Note: If SMT is enabled, Linux enumerates all threads as cpus. Since, the energy status registers are accessed at core level, reading those registers from the sibling threads would result in duplicate values. Hence, energy counter entries are not populated for the siblings.
Energy information (in Joules) is based on the multiplier, 1/2^ESU; where ESU is an unsigned integer read from MSR_RAPL_POWER_UNIT register. Default value is 10000b, indicating energy status unit is 15.3 micro-Joules increment.
Reported values are scaled as per the formula
scaled value = ((1/2^ESU) * (Raw value) * 1000000UL)
in uJoules
Users calculate power for a given domain by calculating dEnergy/dTime for that domain.
Current, Socket energy status register is 32bit, assuming a 240W 2P system, the register would wrap around in
2^32*15.3 e-6/240 * 2 = 547.60833024
secs to wrap(~9 mins)
The Core energy register may wrap around after several days.

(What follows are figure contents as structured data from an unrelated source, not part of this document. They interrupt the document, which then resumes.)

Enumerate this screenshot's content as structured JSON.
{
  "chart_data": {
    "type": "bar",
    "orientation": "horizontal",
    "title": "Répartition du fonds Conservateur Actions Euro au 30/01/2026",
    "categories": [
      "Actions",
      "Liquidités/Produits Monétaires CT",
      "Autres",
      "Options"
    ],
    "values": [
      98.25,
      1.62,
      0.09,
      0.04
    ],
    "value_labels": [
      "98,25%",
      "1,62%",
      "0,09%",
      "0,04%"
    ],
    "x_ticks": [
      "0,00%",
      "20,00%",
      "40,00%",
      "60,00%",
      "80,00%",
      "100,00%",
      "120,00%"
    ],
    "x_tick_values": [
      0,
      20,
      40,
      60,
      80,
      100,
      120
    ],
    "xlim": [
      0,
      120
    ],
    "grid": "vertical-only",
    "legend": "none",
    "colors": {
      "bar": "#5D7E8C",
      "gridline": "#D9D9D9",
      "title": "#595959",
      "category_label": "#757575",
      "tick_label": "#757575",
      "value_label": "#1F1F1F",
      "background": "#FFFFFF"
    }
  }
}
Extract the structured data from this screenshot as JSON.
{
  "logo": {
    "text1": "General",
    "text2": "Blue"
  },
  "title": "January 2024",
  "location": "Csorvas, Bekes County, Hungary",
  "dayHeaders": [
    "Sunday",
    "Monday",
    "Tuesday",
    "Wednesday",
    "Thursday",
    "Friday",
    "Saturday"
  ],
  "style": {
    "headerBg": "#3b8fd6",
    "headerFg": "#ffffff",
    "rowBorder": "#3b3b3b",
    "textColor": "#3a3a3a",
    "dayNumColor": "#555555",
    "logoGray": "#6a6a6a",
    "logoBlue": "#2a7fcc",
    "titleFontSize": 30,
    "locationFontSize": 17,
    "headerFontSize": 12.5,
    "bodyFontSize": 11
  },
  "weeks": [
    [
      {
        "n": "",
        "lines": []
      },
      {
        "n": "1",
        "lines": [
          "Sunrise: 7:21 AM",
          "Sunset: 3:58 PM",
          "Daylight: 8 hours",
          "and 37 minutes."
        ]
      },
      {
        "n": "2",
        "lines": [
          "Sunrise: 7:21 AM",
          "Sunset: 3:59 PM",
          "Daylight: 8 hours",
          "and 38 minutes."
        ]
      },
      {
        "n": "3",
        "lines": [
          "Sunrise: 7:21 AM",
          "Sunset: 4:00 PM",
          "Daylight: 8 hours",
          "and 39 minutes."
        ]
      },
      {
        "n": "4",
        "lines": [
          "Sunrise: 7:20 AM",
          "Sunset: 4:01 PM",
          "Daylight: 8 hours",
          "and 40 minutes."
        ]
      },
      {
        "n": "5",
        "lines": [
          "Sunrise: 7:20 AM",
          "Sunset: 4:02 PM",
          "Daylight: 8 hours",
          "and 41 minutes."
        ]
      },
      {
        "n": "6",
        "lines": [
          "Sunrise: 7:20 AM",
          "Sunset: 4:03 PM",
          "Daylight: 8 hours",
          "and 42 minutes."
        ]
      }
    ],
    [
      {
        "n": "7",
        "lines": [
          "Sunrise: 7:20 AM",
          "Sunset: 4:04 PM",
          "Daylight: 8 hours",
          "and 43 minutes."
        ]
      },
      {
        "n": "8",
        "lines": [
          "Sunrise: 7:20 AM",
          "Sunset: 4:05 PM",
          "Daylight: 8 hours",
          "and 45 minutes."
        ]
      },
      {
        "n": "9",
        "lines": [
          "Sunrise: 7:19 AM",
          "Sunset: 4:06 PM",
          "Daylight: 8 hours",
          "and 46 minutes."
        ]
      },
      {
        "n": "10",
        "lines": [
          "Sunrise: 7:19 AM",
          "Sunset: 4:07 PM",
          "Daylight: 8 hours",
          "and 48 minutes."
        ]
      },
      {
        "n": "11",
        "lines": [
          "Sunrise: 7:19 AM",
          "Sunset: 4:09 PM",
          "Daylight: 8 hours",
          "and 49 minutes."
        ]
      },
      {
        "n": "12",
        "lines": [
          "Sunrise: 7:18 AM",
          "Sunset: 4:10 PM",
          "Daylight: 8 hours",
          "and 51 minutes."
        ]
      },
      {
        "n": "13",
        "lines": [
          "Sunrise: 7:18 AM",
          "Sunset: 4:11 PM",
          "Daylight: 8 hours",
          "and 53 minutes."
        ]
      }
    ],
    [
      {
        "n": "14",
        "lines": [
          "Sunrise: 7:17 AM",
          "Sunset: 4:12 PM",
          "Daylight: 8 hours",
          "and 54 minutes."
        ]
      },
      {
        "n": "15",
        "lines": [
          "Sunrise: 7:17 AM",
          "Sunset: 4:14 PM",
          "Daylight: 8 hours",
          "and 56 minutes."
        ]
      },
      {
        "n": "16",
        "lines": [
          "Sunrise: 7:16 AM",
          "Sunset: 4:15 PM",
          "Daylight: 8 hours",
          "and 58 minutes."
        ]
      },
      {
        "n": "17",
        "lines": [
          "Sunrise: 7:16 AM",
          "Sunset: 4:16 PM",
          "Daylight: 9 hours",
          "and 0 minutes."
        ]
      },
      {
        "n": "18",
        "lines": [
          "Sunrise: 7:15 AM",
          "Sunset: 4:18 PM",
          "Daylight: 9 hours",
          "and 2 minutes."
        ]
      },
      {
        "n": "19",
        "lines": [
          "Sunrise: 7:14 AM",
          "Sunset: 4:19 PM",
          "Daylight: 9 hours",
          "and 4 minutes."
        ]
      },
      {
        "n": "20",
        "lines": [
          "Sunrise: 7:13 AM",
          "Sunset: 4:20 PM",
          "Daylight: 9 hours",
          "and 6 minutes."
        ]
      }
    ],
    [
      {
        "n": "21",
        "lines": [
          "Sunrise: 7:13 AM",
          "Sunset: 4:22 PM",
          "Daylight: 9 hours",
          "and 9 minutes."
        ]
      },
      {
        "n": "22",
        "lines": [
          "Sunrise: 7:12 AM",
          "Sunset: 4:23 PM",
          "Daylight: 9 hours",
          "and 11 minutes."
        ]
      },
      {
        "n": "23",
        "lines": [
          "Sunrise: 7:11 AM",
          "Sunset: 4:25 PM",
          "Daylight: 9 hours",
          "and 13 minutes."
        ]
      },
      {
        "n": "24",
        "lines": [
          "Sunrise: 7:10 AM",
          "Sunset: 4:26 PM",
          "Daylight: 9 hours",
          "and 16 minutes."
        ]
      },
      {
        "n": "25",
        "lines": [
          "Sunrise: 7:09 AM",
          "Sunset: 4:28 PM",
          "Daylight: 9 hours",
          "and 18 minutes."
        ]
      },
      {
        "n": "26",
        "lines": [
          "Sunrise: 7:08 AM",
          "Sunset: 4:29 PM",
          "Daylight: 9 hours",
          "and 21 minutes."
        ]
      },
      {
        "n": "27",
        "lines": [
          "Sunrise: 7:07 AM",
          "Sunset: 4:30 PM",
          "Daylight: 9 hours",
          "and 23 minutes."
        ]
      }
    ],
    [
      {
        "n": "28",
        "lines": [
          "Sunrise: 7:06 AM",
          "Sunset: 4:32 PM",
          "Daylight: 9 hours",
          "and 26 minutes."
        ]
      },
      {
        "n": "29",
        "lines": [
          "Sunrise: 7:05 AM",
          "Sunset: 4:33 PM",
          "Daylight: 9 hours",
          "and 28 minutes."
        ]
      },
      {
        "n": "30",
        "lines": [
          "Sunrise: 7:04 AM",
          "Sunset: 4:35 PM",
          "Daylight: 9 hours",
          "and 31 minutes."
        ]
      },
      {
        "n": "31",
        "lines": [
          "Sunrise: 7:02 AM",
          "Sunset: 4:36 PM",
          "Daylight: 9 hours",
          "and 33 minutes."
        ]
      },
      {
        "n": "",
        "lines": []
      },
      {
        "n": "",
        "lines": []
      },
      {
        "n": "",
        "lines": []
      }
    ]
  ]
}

To improve the wrap around time, a kernel thread is implemented to accumulate the socket energy counters and one core energy counter per run to a respective 64-bit counter. The kernel thread starts running during probe, wakes up every 100secs and stops running when driver is removed.
Frequency of the accumulator thread is set during the probe based on the chosen energy unit resolution. For example A. fine grain (1.625 micro J) B. course grain (0.125 milli J)
A socket and core energy read would return the current register value added to the respective energy accumulator.
On newer EPYC CPUs with 64bit RAPL energy MSRs, software accumulation of energy counters is not required. Hence, accumulation is enabled only on select EPYC CPUs with 32bit RAPL MSRs.
Attribute | Label | Description |
---|---|---|
energy[X]_input | Ecore[X] energy | X = [0] to [nr_cpus - 1] Measured input core energy |
energy[X]_input | Esocket[X] energy | X = [nr_cpus] to [nr_socks - 1] Measured input socket energy |
Kernel development packages for the running kernel need to be installed prior to building the Energy module. A Makefile is provided which should work with most kernel source trees.
To build the kernel module:
#> make
To install the kernel module:
#> sudo make modules_install
To clean the kernel module build directory:
#> make clean
If the Energy module was installed you should use the modprobe command to load the module.
#> sudo modprobe zenergy
The Energy module can also be loaded using insmod if the module was not installed:
#> sudo insmod ./zenergy.ko
Building Module with running version of kernel
Add the module to DKMS tree:
#> sudo dkms add ../zenergy
Build the module using DKMS:
#> sudo dkms build -m zenergy/1.0
Install the module using DKMS:
#> sudo dkms install --force zenergy/1.0
Load the module:
#> sudo modprobe zenergy
Building Module with specific version of kernel
Add the module to DKMS tree:
#> sudo dkms add ../zenergy
Build the module using DKMS:
#> sudo dkms build zenergy/1.0 -k linux_version
Install the module using DKMS:
#> sudo dkms install --force zenergy/1.0 -k linux_version
Module is built: /lib/modules/linux_version/updates/dkms/
Notes: It is required to have specific linux verion header in /usr/src
To remove module from dkms tree
#> sudo dkms remove -m zenergy/1.0 --all
#> sudo rm -rf /usr/src/zenergy-1.0/